Crypto markets are in a tussle
In crypto markets, the price of BTC continues to hover around the key $30,000 range, and the latest on-chain metrics and investor behaviour suggest we may be at the genesis of a new bull run. The nuance is in the data – Bitcoin’s Spent Output Profit Ratio (SOPR) and Net Unrealised Profit and Loss (NUPL) indicators have edged into the green, hinting that, on average, all BTC exchanging hands is being done so at a profit since its initial breach of $29,500.
However, the devil, as always, is in the detail. On-chain data from CryptoQuant reveals a significant spike in miners sending BTC to exchanges, an activity often seen in two scenarios: either during bear market capitulation or during the nascent stages of a bull market. This move seems to be aimed more at derivative trading activities, however, building positions using Bitcoin as collateral rather than direct selling on the spot markets, thereby muting any immediate bearish pressure on prices.

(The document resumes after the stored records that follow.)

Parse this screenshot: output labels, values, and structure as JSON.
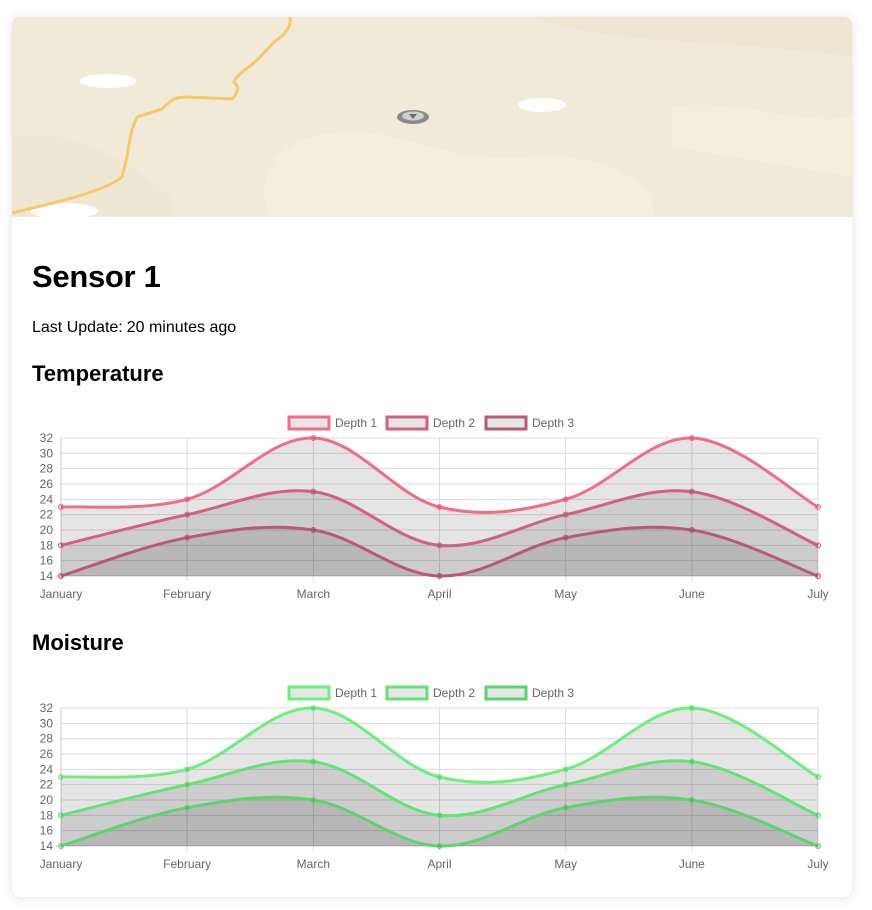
{
  "sensor": {
    "title": "Sensor 1",
    "last_update_label": "Last Update:",
    "last_update_value": "20 minutes ago"
  },
  "charts": [
    {
      "section_title": "Temperature",
      "colors": [
        "#f06d85",
        "#d0617f",
        "#b85a77"
      ],
      "chart_data": {
        "type": "area",
        "categories": [
          "January",
          "February",
          "March",
          "April",
          "May",
          "June",
          "July"
        ],
        "series": [
          {
            "name": "Depth 1",
            "values": [
              23,
              24,
              32,
              23,
              24,
              32,
              23
            ]
          },
          {
            "name": "Depth 2",
            "values": [
              18,
              22,
              25,
              18,
              22,
              25,
              18
            ]
          },
          {
            "name": "Depth 3",
            "values": [
              14,
              19,
              20,
              14,
              19,
              20,
              14
            ]
          }
        ],
        "ylim": [
          14,
          32
        ],
        "yticks": [
          14,
          16,
          18,
          20,
          22,
          24,
          26,
          28,
          30,
          32
        ],
        "grid": true,
        "legend": "top-center"
      }
    },
    {
      "section_title": "Moisture",
      "colors": [
        "#6cf07d",
        "#62e474",
        "#5cd46e"
      ],
      "chart_data": {
        "type": "area",
        "categories": [
          "January",
          "February",
          "March",
          "April",
          "May",
          "June",
          "July"
        ],
        "series": [
          {
            "name": "Depth 1",
            "values": [
              23,
              24,
              32,
              23,
              24,
              32,
              23
            ]
          },
          {
            "name": "Depth 2",
            "values": [
              18,
              22,
              25,
              18,
              22,
              25,
              18
            ]
          },
          {
            "name": "Depth 3",
            "values": [
              14,
              19,
              20,
              14,
              19,
              20,
              14
            ]
          }
        ],
        "ylim": [
          14,
          32
        ],
        "yticks": [
          14,
          16,
          18,
          20,
          22,
          24,
          26,
          28,
          30,
          32
        ],
        "grid": true,
        "legend": "top-center"
      }
    }
  ],
  "map": {
    "marker_icon": "map-pin-icon",
    "road_color": "#f5c86a",
    "land_color": "#f2ead8"
  }
}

Meanwhile, Bitcoin’s Spent Output Profit Ratio (SOPR) has remained above one for a fortnight, indicating that market participants, keen on future price appreciation, do not have to sell at a loss and are confident in their spot positions to either realise partial profits now or hold for higher. This is providing a critical supportive base for the BTC price as we await further bullish signals.
Investor cohort behaviour, as reflected in the Long-Term-Holder vs Short-Term-Holder SOPR ratio, is showing signs of increased profit-taking by the former group. However, with exchange netflows remaining moderate, this selling likely represents a partial profit realisation, rather than a sweeping bearish turn.
The tug-of-war between bullish and bearish sentiment is evident in Bitcoin’s order flow data as well. High positive deltas at the $29,500 and $31,000 levels indicate robust buying interest, absorbed largely by limit sell orders. This balance between market buys and sells has created a critical zone that could dictate Bitcoin’s trajectory in the coming weeks. In conclusion, whilst we’re seeing a complex blend of investor and miner behaviour, the overall tone seems cautiously optimistic.
Crypto news flow is positive
Against this market backdrop, the news agenda is largely positive. HSBC Hong Kong has become the city’s first bank to offer Bitcoin and Ether ETF trading.
Tether is partnering with the Georgian government to foster blockchain technology growth in the country. And Bitfinex has launched a peer-to-peer trading platform in Latin America, focusing on Venezuela, Argentina, and Colombia. Business intelligence firm MicroStrategy also continues to bolster its Bitcoin holdings, recently purchasing an additional 12,333 BTC. In the UK, the Law Commission recommends acknowledging and protecting digital assets, highlighting the nation’s progressive stance towards cryptocurrencies.
In contrast, Lightspark CEO David Marcus, along with Ethereum’s co-founder Vitalik Buterin, has voiced concerns over the United States’ stance towards digital asset adoption and raising concerns over the competitive edge other countries are gaining in this rapidly growing sector.
With an economic outlook that remains complex, a Bitcoin market that hints at more growth and a positive news agenda, it all makes for another interesting week of trading ahead.